President of Russia Dmitry Medvedev: Vyacheslav Evgenievich, this visiting session of the Presidium being held in Vologda is focussing on the development of our correctional system, including the social aspects of this work.
Today social issues, such as the issue of job protection, are all highly relevant in these crisis conditions. I would like you to tell me what you are doing in your region to increase the number of jobs, in order to deal with employment as a whole, and the development of small businesses. In general terms, all that must be done to help us minimise the costs we incur as we pass through the very difficult economic period that our country is currently experiencing.
Governor of Vologda Region Vyacheslav Pozgalyov: Dmitry Anatolyevich, of course, Vologda Region is reliant on export, therefore there is no way what is happening in the world could have passed us by. That is why the regional government has a programme in place which takes account of three important areas. The first is job retention, the second is job creation, and the third is the provision of social support for those who have, in spite of everything, been left without work.
Job protection is the main issue we face today. That’s why we have signed an agreement with businesses in our region, including agrarians, industrialists, trade unions, and the authorities, in which we set out the task – of doing everything we could to avoid making people redundant. In order to do everything we can to make things easier for enterprises, we are helping them with state orders, giving them the means and resources, and bringing the social sphere into the remit of the regional budget.
The most important question is that of the creation of new working places, and here we are pinning our hopes on the development of small business. We have put in place a whole series of measures in order to facilitate the creation of new jobs. To this end we studied the local consumption market, in order to decide what could be done in this region to replace imports. Having studied the marker, we understood that today by no means have all possibilities been explored. That is why we made the decision to lower the tax on small business, to lower the rent payments, to provide grants for new job creation.
Dmitry Medvedev: What about the grants? How big are they?
Vyacheslav Pozgalyov: 300 thousand roubles (around 8,500 dollars) to establish new production. Here’s a concrete example: today we have rolling pins on the shelves, which cost 540 roubles and which were sent to us here from Germany.
Dmitry Medvedev: It looks like that you simply don’t have trees in this region. Clearly it’s impossible to make so complicated an instrument.
Vyacheslav Pozgalyov: It is more likely due to the short-term vision of our economists, who do not understand the internal market’s demands.
Dmitry Medvedev: Not short-term vision, but rather the simple lack of any desire to act on what seemed such trivial concerns, while it was immediately possible to do something on a bigger scale. Instead you need to embrace each segment.

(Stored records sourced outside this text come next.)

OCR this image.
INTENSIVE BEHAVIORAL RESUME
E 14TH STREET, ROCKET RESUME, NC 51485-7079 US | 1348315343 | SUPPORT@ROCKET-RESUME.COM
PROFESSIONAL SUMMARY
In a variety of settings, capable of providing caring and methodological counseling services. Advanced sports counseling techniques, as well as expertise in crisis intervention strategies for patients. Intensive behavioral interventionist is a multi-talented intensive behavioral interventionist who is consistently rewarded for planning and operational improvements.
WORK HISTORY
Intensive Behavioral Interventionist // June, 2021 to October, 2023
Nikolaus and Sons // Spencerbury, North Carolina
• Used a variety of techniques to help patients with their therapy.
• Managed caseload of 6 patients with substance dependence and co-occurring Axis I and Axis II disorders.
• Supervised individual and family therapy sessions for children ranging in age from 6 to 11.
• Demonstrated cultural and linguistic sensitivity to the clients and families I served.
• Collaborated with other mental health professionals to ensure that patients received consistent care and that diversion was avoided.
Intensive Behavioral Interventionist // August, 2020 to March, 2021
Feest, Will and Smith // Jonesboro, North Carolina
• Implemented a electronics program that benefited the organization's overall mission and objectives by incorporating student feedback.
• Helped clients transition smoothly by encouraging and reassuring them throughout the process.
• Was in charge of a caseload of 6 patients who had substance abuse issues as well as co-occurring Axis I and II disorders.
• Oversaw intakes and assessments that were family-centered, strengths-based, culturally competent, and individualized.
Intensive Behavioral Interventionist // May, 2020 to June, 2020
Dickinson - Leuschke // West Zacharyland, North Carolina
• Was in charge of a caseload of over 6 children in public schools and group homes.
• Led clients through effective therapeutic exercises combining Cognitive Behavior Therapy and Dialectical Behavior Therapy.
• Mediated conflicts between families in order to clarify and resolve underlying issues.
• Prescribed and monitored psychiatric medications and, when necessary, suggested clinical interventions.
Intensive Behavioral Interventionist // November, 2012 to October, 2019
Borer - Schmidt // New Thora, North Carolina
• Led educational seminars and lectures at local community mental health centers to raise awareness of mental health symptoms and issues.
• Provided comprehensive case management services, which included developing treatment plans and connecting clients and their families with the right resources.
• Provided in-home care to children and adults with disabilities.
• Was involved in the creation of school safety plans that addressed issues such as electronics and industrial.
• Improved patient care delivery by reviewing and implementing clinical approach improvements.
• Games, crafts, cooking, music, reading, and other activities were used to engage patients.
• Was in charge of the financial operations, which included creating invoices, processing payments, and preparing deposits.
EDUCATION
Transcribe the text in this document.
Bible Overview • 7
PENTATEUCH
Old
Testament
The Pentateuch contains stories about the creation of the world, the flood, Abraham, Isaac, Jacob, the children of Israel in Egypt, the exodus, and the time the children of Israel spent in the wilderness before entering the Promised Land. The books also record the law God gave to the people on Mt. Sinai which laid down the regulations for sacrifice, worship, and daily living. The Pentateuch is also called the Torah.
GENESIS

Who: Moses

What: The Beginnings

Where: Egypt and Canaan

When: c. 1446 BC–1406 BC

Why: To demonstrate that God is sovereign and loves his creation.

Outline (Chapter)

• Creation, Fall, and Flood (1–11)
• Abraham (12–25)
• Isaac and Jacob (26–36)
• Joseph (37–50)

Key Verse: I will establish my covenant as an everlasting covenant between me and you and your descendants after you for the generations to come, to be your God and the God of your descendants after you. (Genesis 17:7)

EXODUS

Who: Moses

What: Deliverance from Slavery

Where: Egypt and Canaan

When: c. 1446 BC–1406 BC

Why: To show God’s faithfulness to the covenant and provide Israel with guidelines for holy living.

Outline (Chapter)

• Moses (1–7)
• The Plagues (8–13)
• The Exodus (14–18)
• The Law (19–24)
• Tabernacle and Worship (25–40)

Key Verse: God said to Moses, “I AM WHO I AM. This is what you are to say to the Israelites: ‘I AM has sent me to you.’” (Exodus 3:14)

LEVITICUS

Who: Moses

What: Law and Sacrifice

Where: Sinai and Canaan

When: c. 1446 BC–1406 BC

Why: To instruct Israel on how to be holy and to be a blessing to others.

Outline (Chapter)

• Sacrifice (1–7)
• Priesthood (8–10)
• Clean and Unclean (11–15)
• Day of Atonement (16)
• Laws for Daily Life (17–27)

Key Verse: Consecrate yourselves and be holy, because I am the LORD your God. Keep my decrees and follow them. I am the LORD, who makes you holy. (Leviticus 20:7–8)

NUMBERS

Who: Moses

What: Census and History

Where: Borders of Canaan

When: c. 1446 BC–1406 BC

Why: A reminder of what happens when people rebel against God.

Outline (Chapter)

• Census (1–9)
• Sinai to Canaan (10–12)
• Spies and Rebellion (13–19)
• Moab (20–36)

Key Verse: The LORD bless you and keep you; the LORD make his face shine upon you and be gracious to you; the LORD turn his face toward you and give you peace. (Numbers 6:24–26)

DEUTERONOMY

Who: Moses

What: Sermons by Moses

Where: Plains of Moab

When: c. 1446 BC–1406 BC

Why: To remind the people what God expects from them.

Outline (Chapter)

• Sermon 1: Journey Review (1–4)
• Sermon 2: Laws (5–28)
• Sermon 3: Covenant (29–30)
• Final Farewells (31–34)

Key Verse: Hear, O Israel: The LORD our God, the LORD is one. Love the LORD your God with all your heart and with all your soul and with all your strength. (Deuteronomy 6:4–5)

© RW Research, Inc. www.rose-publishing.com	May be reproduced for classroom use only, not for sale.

Vyacheslav Pozgalyov: Yes, we were seized by a mania for mega-projects, large scale production. And we ignored everything that was, as they say, right under our noses. That is why today, having studied the market, we have also understood that we are in a position to create lots of jobs. And the main thing is to encourage initiatives from below. So, take the matter of residential construction, we took the decision to set aside 200 cubic metres of wood, free, to anyone who wants it… You know, people are really interested in the opportunity to turn their hand to construction.
Dmitry Medvedev: By the way, how many people are now involved in this project? You have told me about this back when we were working on our national projects.
Vyacheslav Pozgalyov: More than a thousand people have to date expressed interest in this timber. Today our task is to set land aside so that people are able to begin construction quickly, unhindered.
Having realised this series of measures, including those questions of rent payments, and the retraining of people, we calculate that we will create something in the order of 3000 new jobs. Naturally, these are for those who will be made redundant, as well as for those who have come through the correctional system that we have discussed today. The issue of the adaptation of newly released prisoners to society, especially in these crisis conditions, are immensely important for us.
That is why it seems to me that this whole section – the development of small business – must cushion the blow of unemployment due to the crisis.
Dmitry Medvedev: That’s all good, you are going in the right direction.